The freshest image of the Tube in moviegoers’ memories is not an encouraging one: a train crashing through the walls of an underground chamber and crumpling into a heap right where James Bond should have been standing. Luckily (and implausibly), the train in Skyfall was empty: although Javier Bardem was a villain, he had at least checked the schedules to cause minimum disruption to the service.
The cinematic possibilities of the Tube are as myriad as its destinations. It’s a great place for action and chases (The Bourne Ultimatum and Patriot Games got there before Skyfall). It’s a realm of concealment, strangeness and subterranean nightmares, but it’s a refuge, too. For filmmakers, the Tube is also very convenient: Not only does it boast controllable light and a steady climate, it can also provide a mirror image of the city above. And it’s a great place for your characters to bump into each other.
These qualities were evident to filmmakers from the start, judging by Anthony Asquith’s 1928 silent film, Underground, rereleased this week, and the first film ever to feature the Tube. As the movie’s opening title proclaims: “The underground of the great metropolis of the British empire, with its teeming multitudes of ‘all sorts and conditions of men,’ contributes its share of light and shade, romance and tragedy.” In the first scene, a jack-the-lad falls for the girl he sits next to. Moments later, so does the handsome attendant who picks up her dropped glove on the escalator. Before you know it, dark undertones are in play, as desire turns to jealousy, deception and revenge.
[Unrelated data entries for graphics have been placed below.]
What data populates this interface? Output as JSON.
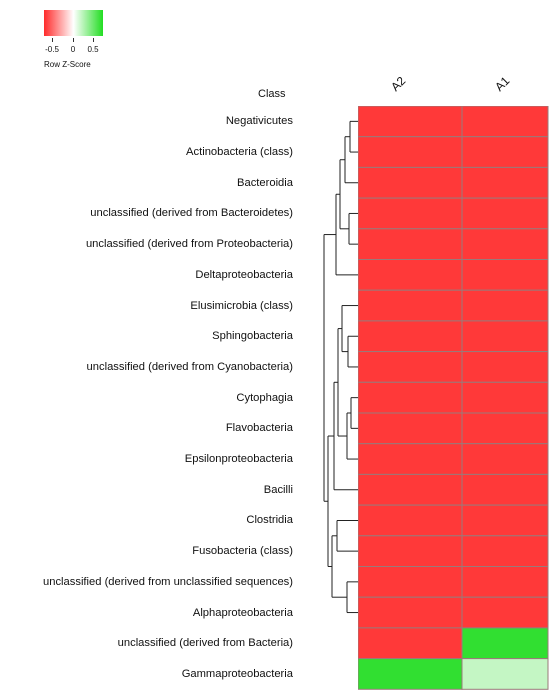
{
  "chart_data": {
    "type": "heatmap",
    "title": "",
    "ylabel": "Class",
    "columns": [
      "A2",
      "A1"
    ],
    "rows": [
      "Negativicutes",
      "Actinobacteria (class)",
      "Bacteroidia",
      "unclassified (derived from Bacteroidetes)",
      "unclassified (derived from Proteobacteria)",
      "Deltaproteobacteria",
      "Elusimicrobia (class)",
      "Sphingobacteria",
      "unclassified (derived from Cyanobacteria)",
      "Cytophagia",
      "Flavobacteria",
      "Epsilonproteobacteria",
      "Bacilli",
      "Clostridia",
      "Fusobacteria (class)",
      "unclassified (derived from unclassified sequences)",
      "Alphaproteobacteria",
      "unclassified (derived from Bacteria)",
      "Gammaproteobacteria"
    ],
    "values": [
      [
        -0.7,
        -0.7
      ],
      [
        -0.7,
        -0.7
      ],
      [
        -0.7,
        -0.7
      ],
      [
        -0.7,
        -0.7
      ],
      [
        -0.7,
        -0.7
      ],
      [
        -0.7,
        -0.7
      ],
      [
        -0.7,
        -0.7
      ],
      [
        -0.7,
        -0.7
      ],
      [
        -0.7,
        -0.7
      ],
      [
        -0.7,
        -0.7
      ],
      [
        -0.7,
        -0.7
      ],
      [
        -0.7,
        -0.7
      ],
      [
        -0.7,
        -0.7
      ],
      [
        -0.7,
        -0.7
      ],
      [
        -0.7,
        -0.7
      ],
      [
        -0.7,
        -0.7
      ],
      [
        -0.7,
        -0.7
      ],
      [
        -0.7,
        0.7
      ],
      [
        0.7,
        0.2
      ]
    ],
    "legend": {
      "title": "Row Z-Score",
      "ticks": [
        "-0.5",
        "0",
        "0.5"
      ],
      "range": [
        -0.75,
        0.75
      ],
      "low_color": "#ff2b2b",
      "mid_color": "#ffffff",
      "high_color": "#22dd22"
    },
    "grid": true,
    "row_dendrogram": true
  }
}
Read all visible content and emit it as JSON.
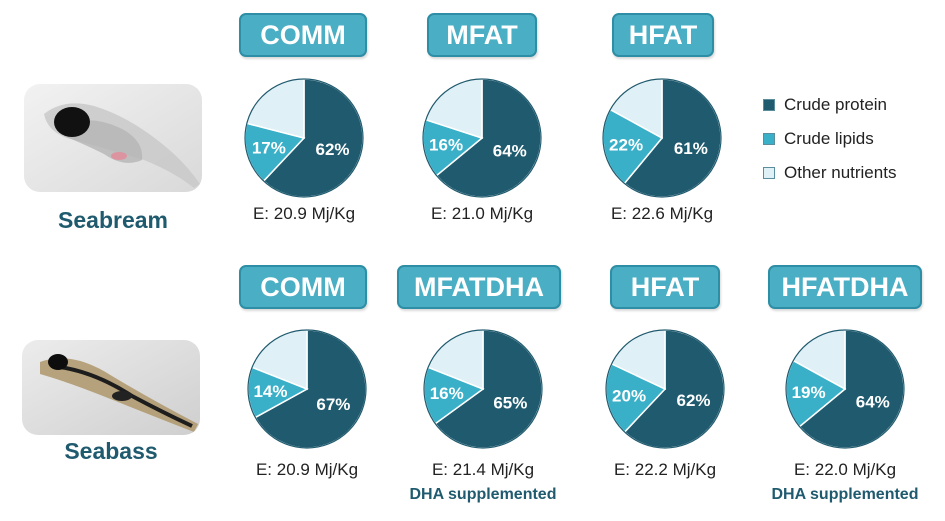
{
  "legend": {
    "items": [
      {
        "label": "Crude protein",
        "color": "#1f5a6e"
      },
      {
        "label": "Crude lipids",
        "color": "#3ab0c8"
      },
      {
        "label": "Other nutrients",
        "color": "#dff0f6"
      }
    ]
  },
  "species": [
    {
      "label": "Seabream"
    },
    {
      "label": "Seabass"
    }
  ],
  "chart_data": [
    {
      "type": "pie",
      "species": "Seabream",
      "title": "COMM",
      "categories": [
        "Crude protein",
        "Crude lipids",
        "Other nutrients"
      ],
      "values": [
        62,
        17,
        21
      ],
      "labels": [
        "62%",
        "17%",
        ""
      ],
      "energy": "E: 20.9 Mj/Kg",
      "note": ""
    },
    {
      "type": "pie",
      "species": "Seabream",
      "title": "MFAT",
      "categories": [
        "Crude protein",
        "Crude lipids",
        "Other nutrients"
      ],
      "values": [
        64,
        16,
        20
      ],
      "labels": [
        "64%",
        "16%",
        ""
      ],
      "energy": "E: 21.0 Mj/Kg",
      "note": ""
    },
    {
      "type": "pie",
      "species": "Seabream",
      "title": "HFAT",
      "categories": [
        "Crude protein",
        "Crude lipids",
        "Other nutrients"
      ],
      "values": [
        61,
        22,
        17
      ],
      "labels": [
        "61%",
        "22%",
        ""
      ],
      "energy": "E: 22.6 Mj/Kg",
      "note": ""
    },
    {
      "type": "pie",
      "species": "Seabass",
      "title": "COMM",
      "categories": [
        "Crude protein",
        "Crude lipids",
        "Other nutrients"
      ],
      "values": [
        67,
        14,
        19
      ],
      "labels": [
        "67%",
        "14%",
        ""
      ],
      "energy": "E: 20.9 Mj/Kg",
      "note": ""
    },
    {
      "type": "pie",
      "species": "Seabass",
      "title": "MFATDHA",
      "categories": [
        "Crude protein",
        "Crude lipids",
        "Other nutrients"
      ],
      "values": [
        65,
        16,
        19
      ],
      "labels": [
        "65%",
        "16%",
        ""
      ],
      "energy": "E: 21.4 Mj/Kg",
      "note": "DHA supplemented"
    },
    {
      "type": "pie",
      "species": "Seabass",
      "title": "HFAT",
      "categories": [
        "Crude protein",
        "Crude lipids",
        "Other nutrients"
      ],
      "values": [
        62,
        20,
        18
      ],
      "labels": [
        "62%",
        "20%",
        ""
      ],
      "energy": "E: 22.2 Mj/Kg",
      "note": ""
    },
    {
      "type": "pie",
      "species": "Seabass",
      "title": "HFATDHA",
      "categories": [
        "Crude protein",
        "Crude lipids",
        "Other nutrients"
      ],
      "values": [
        64,
        19,
        17
      ],
      "labels": [
        "64%",
        "19%",
        ""
      ],
      "energy": "E: 22.0 Mj/Kg",
      "note": "DHA supplemented"
    }
  ]
}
It’s contrived, of course, but no more so than Gwyneth Paltrow’s romantic fate hingeing on which train she caught in Sliding Doors.
With its liveried workers, smoke-filled carriages and wooden escalators with instructions to “step off right foot first,” Underground seems charmingly antiquated today, but the film serves as a reminder that, even back in 1928, the Tube was a place of thrilling modernity. Cinema, like its audience, was captivated by the novelty of the urban experience. Murnau’s Sunrise, Lang’s Metropolis, Vertov’s Man With a Movie Camera — all were made around the same time as Underground, and all grappled with the pleasures and pitfalls of the modern city.
As the shock of the new wore off, the dark side of the underground has come into its own, most memorably in An American Werewolf in London, where an unfortunate commuter is chased through Tottenham Court Road station by ... well, a camera. You barely saw the werewolf, and you didn’t need to. Eerie moans emanating from the black mouth of the tunnel and a panic dash through the tiled labyrinth of passages adequately conveyed the horror.
In 28 Weeks Later, it was zombies who brought the fear; and in 2004’s Creep, Franka Potente comes up against a tunnel-roving cannibal (having missed the last Tube home, of course, just like in Werewolf). The movie wasn’t all that scary, but the poster — of a bloody hand sliding down the window of a train — was. It ended up being banned from stations.
However, the award for Tube horrors must go to 1972’s ludicrous Death Line, in which the trapped 19th-century builders of the original tunnels have evolved into carnivorous sub-humans whose only remaining vocabulary is the mangled utterance: “Mind the doors.”